What I've come to realize by reading this thread is how ignorant so many people are not only as to how the human eye works, but also the physics of lenses in general aka optics.
Anyone who mentions that the magnification feature has anything to do with human eyes focusing is flat out wrong. The only one who seems to know what they're talking about is the OP and those he convinced. Even then you can tell from some of their responses and defenses of him prove that they really didn't understand the concept he was attempting to prove lol.
No matter how you choose to look at it, the way human vision is portrayed in the game is going to be inaccurate, for the reasons the OP stated. But the developers of the game have come up with an interesting way to restore how accurately we would actually view the scale of an object by giving us the shift-zoom. Instead of looking at the feature in game (the SHIFT zoom/magnification) as a temporary enhancement/cheat or whatever, look at it as if the rest of the time when you aren't using that feature you're actually "zoomed" out less than you should have been all along and by using shift, you're actually putting things in the natural perspective you should have had all along (in terms of judging scale). Now of course by doing this, you're even destroying more of your peripheral vision and making the original problem of not being able to fit a human's entire field of vision within the screen, but when you're aiming down the sights, the developers know that your peripheral vision matters even less at that point because you're eyes are focusing on shooting something, so it's okay.

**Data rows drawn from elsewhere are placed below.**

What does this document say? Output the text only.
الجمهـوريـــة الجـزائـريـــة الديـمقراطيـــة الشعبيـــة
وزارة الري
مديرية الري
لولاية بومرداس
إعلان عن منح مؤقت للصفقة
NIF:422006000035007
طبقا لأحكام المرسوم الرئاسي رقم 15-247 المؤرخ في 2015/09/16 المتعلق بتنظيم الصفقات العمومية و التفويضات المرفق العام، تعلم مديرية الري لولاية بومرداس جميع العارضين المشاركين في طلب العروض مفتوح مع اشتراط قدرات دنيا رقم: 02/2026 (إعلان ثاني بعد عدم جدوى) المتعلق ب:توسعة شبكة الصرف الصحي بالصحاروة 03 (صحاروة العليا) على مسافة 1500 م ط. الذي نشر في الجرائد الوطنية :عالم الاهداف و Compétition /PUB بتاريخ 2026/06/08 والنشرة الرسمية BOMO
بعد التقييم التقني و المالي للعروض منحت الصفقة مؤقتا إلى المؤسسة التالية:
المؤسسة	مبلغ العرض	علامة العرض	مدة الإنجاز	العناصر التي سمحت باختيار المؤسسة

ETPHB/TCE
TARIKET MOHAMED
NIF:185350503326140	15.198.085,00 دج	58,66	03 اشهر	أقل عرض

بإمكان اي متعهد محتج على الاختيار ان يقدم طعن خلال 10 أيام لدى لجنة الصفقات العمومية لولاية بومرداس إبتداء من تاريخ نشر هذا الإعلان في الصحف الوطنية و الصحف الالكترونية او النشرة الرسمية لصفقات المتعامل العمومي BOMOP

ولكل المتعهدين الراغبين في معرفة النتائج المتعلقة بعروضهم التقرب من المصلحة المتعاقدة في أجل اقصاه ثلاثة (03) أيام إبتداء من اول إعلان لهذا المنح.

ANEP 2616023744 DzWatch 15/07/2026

In other words, what most people are doing is viewing the default view when you run around as the way things really are so when they see objects magnified using shift, they think it's a cheat. They don't realize that the default view is actually hindering you from seeing things at a scale you should be viewing things at all along (they're all much smaller than they should be), so the shift feature is simply fixing how you should be viewing things all along (correcting the scale of objects seen). Basically, everything in a scene was SHRUNK down to fit on your monitor, the "zoom" feature corrects that by temporarily UNSHRINKING the image when it matters most and when peripheral vision matters least, when you're aiming down the sights to fire.
Anyway, great job LHeureux and thank you for coming up with an excellent visual way of depicting what the SHIFT feature is really all about.